I say “almost never” because we did find two the other day:

https://docs.sciml.ai/SciMLBenchmarksOutput/dev/Bio/BCR/#Plot-Work-Precision-Diagram

https://docs.sciml.ai/SciMLBenchmarksOutput/dev/Bio/fceri_gamma2/

Those plots are getting fixed to look nicer really soon (improve Bio benchmarks by TorkelE · Pull Request #581 · SciML/SciMLBenchmarks.jl · GitHub), this is hot off the press so you’re seeing this being formalized in real-time. But notice two things, one is that that is a tiny difference: in FCERI it’s a 2% difference and in BCR it’s about 5%-10%. And it only occurs in specific cases which seem to have large complex eigenvalues and with preconditioned GMRES.

In summary, the case that we have found presents a <10% improvement by CVODE, though its very specific. It’s only for a few specific oscillatory chemical reaction examples, and in all of those cases CVODE is slower with dense Jacobians, CVODE is slower with sparse Jacobians, and CVODE is slower with the default handling of GMRES. CVODE only sees the 10% better case when both are using the same preconditioner with GMRES (in those test cases, iLU). What this is pointing to is that we could probably improve the performance of something in our preconditioner handling code, so since we just found this very recently it hasn’t been fixed but we are looking into it.

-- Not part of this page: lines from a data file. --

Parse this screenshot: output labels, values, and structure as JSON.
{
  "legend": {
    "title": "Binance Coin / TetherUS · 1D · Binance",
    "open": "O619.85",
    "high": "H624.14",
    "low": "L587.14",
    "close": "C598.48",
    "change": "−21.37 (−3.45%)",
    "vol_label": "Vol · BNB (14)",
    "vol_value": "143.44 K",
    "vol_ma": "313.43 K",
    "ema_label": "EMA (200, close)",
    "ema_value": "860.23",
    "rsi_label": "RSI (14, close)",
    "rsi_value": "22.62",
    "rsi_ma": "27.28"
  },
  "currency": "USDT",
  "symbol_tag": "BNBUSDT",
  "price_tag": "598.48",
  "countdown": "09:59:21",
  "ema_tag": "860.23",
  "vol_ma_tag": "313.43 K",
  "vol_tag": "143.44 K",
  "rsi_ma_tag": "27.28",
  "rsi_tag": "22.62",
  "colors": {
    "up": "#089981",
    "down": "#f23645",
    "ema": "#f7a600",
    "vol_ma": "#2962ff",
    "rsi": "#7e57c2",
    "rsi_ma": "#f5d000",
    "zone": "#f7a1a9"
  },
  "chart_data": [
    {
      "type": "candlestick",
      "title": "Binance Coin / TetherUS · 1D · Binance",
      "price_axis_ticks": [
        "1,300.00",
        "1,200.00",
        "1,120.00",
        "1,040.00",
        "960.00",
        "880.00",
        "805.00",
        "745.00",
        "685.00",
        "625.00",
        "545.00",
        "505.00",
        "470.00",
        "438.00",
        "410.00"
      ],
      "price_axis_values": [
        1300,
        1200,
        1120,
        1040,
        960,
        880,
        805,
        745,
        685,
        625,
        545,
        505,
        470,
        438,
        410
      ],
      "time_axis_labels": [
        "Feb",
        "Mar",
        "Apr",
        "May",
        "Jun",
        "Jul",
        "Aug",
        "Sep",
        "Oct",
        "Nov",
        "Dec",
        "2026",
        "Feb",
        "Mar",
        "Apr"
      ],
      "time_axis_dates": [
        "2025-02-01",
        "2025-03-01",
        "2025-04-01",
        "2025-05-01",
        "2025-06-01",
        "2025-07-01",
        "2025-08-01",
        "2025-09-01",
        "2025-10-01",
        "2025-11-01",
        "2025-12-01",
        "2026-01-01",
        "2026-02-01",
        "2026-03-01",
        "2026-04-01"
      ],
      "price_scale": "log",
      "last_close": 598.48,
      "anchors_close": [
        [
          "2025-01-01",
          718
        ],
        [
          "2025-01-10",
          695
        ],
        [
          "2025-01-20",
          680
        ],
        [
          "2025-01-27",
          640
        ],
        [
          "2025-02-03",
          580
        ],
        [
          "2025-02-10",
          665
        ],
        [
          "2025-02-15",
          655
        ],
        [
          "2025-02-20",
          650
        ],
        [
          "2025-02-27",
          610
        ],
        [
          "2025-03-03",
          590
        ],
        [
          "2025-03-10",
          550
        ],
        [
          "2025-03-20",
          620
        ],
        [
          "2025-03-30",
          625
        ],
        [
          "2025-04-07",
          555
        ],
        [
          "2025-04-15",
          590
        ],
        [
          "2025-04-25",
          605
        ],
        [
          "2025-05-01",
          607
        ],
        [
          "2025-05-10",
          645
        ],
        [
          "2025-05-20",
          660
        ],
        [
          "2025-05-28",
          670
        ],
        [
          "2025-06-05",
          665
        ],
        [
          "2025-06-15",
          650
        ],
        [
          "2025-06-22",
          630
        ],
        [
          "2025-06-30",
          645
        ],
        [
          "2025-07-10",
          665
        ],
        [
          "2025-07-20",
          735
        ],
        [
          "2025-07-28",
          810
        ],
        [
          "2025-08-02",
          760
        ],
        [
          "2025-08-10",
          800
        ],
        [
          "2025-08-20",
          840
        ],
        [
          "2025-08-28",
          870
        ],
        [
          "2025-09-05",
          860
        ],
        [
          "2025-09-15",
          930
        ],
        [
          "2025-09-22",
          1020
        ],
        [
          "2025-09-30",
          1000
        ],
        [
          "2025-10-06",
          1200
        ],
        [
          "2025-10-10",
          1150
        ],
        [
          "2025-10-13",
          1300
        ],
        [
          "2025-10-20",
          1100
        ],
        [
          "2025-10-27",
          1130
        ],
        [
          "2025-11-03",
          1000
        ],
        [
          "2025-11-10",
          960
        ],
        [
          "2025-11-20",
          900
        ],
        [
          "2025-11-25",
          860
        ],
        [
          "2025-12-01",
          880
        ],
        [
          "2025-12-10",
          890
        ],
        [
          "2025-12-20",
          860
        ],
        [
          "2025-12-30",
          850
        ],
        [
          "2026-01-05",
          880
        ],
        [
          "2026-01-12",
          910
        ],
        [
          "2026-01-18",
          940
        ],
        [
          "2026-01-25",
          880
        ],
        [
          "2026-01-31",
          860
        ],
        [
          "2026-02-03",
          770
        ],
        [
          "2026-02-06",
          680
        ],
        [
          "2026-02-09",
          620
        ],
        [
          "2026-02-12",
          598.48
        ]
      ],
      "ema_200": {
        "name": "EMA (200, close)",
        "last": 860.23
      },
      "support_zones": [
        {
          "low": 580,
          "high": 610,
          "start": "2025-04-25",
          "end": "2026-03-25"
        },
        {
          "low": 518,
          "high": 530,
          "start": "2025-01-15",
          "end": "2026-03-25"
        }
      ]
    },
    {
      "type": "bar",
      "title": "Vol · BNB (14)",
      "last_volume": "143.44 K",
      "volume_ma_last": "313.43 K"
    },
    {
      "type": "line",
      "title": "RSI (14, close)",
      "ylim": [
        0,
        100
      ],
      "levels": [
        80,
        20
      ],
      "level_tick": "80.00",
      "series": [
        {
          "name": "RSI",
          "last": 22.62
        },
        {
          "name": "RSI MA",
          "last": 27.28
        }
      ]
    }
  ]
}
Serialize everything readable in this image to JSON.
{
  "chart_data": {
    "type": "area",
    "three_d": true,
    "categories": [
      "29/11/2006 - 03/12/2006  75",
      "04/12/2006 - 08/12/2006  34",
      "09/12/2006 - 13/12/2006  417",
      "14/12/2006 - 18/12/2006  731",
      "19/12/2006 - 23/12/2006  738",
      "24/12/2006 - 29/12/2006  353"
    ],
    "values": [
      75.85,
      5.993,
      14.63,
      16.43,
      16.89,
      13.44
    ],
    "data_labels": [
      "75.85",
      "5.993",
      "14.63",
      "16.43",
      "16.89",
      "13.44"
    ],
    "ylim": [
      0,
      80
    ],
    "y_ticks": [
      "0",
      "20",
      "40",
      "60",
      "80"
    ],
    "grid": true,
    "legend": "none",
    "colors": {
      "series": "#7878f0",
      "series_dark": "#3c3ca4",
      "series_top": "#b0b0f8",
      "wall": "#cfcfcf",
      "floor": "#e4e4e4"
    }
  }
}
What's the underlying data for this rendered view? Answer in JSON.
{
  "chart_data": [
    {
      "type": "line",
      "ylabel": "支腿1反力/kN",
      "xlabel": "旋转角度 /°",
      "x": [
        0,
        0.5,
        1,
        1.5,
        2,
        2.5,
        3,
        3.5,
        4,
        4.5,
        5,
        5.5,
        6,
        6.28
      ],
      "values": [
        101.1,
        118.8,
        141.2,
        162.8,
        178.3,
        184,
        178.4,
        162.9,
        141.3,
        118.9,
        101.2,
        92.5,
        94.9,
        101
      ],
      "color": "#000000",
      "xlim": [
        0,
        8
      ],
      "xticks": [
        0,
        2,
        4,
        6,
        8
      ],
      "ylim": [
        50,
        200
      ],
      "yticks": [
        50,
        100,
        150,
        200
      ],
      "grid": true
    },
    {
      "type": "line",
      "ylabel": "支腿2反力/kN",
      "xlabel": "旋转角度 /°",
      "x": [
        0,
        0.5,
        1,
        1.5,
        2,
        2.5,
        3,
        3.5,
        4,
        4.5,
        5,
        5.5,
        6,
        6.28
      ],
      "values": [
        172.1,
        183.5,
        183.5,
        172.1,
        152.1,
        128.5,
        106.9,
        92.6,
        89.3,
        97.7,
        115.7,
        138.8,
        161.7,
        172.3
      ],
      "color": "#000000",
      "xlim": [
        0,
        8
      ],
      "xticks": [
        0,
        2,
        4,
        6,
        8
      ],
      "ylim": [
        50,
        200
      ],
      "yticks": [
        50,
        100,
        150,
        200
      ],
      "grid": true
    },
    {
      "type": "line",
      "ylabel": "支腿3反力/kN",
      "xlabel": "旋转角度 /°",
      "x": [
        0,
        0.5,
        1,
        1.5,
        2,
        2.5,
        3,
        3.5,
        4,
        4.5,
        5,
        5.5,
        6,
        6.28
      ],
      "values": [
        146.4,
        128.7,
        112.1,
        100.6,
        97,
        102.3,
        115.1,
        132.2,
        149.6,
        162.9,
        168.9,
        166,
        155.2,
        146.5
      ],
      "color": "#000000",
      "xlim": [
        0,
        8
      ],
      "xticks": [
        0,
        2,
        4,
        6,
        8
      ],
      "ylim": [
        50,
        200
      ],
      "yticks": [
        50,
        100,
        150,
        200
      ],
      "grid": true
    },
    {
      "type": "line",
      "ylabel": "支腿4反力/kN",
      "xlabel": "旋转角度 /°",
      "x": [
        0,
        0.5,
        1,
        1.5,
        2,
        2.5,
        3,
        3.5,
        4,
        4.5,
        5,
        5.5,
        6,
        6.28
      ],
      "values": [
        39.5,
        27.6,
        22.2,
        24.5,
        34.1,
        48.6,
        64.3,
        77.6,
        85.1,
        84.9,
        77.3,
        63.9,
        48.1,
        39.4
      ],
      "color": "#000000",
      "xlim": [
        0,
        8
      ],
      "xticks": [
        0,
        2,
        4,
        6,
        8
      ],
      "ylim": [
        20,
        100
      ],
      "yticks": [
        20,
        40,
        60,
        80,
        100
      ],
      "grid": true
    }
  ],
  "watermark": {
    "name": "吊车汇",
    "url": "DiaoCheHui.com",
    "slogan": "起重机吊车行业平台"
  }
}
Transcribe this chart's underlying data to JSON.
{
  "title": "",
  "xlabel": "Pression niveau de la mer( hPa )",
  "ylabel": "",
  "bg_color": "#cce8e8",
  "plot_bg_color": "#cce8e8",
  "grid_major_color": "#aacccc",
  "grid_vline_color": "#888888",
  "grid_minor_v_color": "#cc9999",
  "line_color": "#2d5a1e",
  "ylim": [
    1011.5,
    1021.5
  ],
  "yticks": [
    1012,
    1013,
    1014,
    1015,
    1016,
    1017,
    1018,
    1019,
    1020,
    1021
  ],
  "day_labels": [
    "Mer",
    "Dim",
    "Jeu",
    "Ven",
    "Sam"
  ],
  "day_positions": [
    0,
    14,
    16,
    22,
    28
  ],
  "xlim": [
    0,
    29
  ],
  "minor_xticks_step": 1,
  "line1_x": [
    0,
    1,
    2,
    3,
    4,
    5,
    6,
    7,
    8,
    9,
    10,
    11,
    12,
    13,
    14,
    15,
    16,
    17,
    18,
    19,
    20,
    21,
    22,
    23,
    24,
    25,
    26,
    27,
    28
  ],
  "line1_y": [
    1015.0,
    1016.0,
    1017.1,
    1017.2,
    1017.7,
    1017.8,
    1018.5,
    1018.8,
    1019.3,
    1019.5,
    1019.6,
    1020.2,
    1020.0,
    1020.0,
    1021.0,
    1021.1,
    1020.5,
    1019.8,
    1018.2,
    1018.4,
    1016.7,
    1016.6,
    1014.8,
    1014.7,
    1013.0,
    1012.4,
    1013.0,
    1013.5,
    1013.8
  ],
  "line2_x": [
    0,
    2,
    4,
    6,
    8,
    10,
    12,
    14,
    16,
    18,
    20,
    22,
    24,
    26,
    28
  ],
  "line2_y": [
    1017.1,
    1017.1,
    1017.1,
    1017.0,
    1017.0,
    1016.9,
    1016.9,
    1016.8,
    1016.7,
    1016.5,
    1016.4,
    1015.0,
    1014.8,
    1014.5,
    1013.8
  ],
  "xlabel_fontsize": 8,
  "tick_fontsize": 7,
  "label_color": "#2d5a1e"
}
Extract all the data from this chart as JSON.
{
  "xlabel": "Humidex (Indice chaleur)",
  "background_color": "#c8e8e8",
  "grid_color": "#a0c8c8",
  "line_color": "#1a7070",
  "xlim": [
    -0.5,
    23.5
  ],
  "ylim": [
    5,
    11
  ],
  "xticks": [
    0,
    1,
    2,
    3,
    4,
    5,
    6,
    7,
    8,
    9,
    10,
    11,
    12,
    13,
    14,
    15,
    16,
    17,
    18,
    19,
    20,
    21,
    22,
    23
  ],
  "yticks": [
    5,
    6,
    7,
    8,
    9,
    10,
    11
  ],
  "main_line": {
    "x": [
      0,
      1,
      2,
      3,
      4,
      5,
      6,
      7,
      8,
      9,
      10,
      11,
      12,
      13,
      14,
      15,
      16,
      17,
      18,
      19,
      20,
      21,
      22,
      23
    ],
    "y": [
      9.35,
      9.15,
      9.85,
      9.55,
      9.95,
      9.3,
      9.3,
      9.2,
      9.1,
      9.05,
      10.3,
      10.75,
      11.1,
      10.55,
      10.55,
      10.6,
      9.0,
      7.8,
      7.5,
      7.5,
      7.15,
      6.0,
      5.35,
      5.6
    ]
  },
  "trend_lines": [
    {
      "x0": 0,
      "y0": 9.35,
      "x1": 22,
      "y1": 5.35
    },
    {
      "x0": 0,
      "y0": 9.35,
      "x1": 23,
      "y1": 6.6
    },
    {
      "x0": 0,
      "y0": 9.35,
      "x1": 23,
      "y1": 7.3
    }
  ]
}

P.S. Your benchmark is not valid since it’s not comparing work-precision. @btime with everything at the same adaptive tolerances does not guarantee that you get solutions at the same accuracy. In fact, if any repeated statement about accuracy can be gleamed from the benchmarks, it’s that the adaptivity choices of CVODE make it consistently have a higher solution error when using the same tolerances as other methods. You can see this in the benchmarks as its first dot is to the right of many other methods. If one method is computing at a lower accuracy but is faster, then that’s not a clear statement. The tolerances need to be adjusted so that the solutions of the two methods are computed to the same accuracy. This is why work-precision diagrams are used instead of @btime.

8 Likes

Thank you so much for this! The title was meant to be tongue-in-cheek; I hope it came across that way.

On my problem, FBDF() is comparable to CVODE_BDF(), while TRBDF2() is ~ twice as fast as CVODE_BDF, at least according to @btime, which as you say is probably not an apples-to-apples comparison. I’m planning ~10^5 solves, so this acceleration will be very helpful! CVODE_BDF() has been my default algorithm for MOL applications, precisely because in the past I haven’t found algorithms in DiffEq that were faster. I will make sure to keep these BDF codes in mind going forward. Thanks again!

1 Like

in general I think our docs should probably center fbdf a little more. it’s one of the better all round methods.

Yes it should. It’s just new so we’ve been giving it a year or so to really be battle tested before recommending it too much. But it has gotten that battle testing and by now it’s clear that it is a generally good method, with the limitations of BDFs in mind.